Tabungan Kelas Menengah Bawah Rp 100 Juta Mulai Pulih Perlahan di Awal 2026
Tabungan Kelas Menengah Bawah Rp 100 Juta Mulai Pulih Perlahan di Awal 2026

Keuangan.id – 19 April 2026 | Di awal 2026, simpanan masyarakat dengan saldo di bawah Rp 100 juta menunjukkan tren naik yang signifikan setelah beberapa tahun mengalami tekanan. Data terbaru mengindikasikan pemulihan perlahan namun konsisten, menandakan perbaikan kondisi ekonomi rumah tangga kelas menengah bawah.

Penyebab utama pemulihan

Beberapa faktor berperan dalam mengangkat kembali nilai Tabungan Kelas Menengah Bawah:

  • Kebijakan moneter: Penurunan suku bunga acuan memberi ruang lebih luas bagi konsumen untuk menabung.
  • Peningkatan pendapatan: Pemulihan sektor manufaktur dan jasa meningkatkan upah serta bonus tahunan.
  • Strategi bank: Program simpanan berjangka dengan bunga kompetitif dan digitalisasi layanan memperluas akses nasabah.

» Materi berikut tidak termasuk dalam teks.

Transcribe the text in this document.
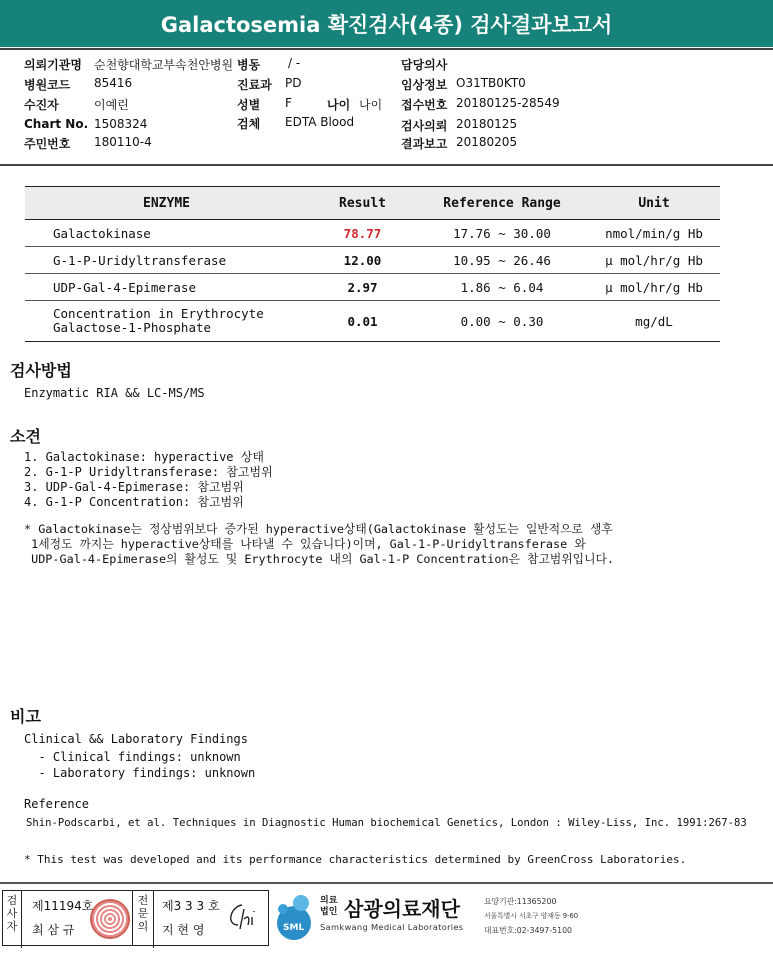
Galactosemia 확진검사(4종) 검사결과보고서
의뢰기관명 순천향대학교부속천안병원 병동 / -	담당의사
병원코드 85416	진료과 PD	임상정보 O31TB0KT0
수진자	이예린	성별 F	나이 나이 접수번호 20180125-28549
Chart No. 1508324	검체 EDTA Blood	검사의뢰 20180125
주민번호 180110-4	결과보고 20180205
ENZYME	Result	Reference Range	Unit
Galactokinase	78.77	17.76 ~ 30.00	nmol/min/g Hb
G-1-P-Uridyltransferase	12.00	10.95 ~ 26.46	μ mol/hr/g Hb
UDP-Gal-4-Epimerase	2.97	1.86 ~ 6.04	μ mol/hr/g Hb

Concentration in Erythrocyte
Galactose-1-Phosphate	0.01	0.00 ~ 0.30	mg/dL
검사방법
Enzymatic RIA && LC-MS/MS
소견
1. Galactokinase: hyperactive 상태
2. G-1-P Uridyltransferase: 참고범위
3. UDP-Gal-4-Epimerase: 참고범위
4. G-1-P Concentration: 참고범위
* Galactokinase는 정상범위보다 증가된 hyperactive상태(Galactokinase 활성도는 일반적으로 생후
1세정도 까지는 hyperactive상태를 나타낼 수 있습니다)이며, Gal-1-P-Uridyltransferase 와
UDP-Gal-4-Epimerase의 활성도 및 Erythrocyte 내의 Gal-1-P Concentration은 참고범위입니다.
비고
Clinical && Laboratory Findings
- Clinical findings: unknown
- Laboratory findings: unknown
Reference
Shin-Podscarbi, et al. Techniques in Diagnostic Human biochemical Genetics, London : Wiley-Liss, Inc. 1991:267-83
* This test was developed and its performance characteristics determined by GreenCross Laboratories.
검사자
제11194호
최 삼 규
전문의
제3 3 3 호
지 현 영	SML
의료
법인 삼광의료재단
Samkwang Medical Laboratories
요양기관:11365200
서울특별시 서초구 양재동 9-60
대표번호:02-3497-5100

Proyeksi pertumbuhan hingga akhir 2026

Bulan Pertumbuhan Tabungan (%)
Januari 1,2
Februari 1,5
Maret 1,8
April 2,0

Jika tren ini berlanjut, diperkirakan total simpanan kelas menengah bawah dapat mencapai kenaikan sekitar 8‑10% pada akhir tahun, memberikan dampak positif pada likuiditas perbankan.

Bank-bank besar juga diprediksi akan memperluas produk digital untuk menarik lebih banyak nasabah berpenghasilan menengah ke bawah, sekaligus meningkatkan edukasi keuangan guna mengoptimalkan penggunaan tabungan.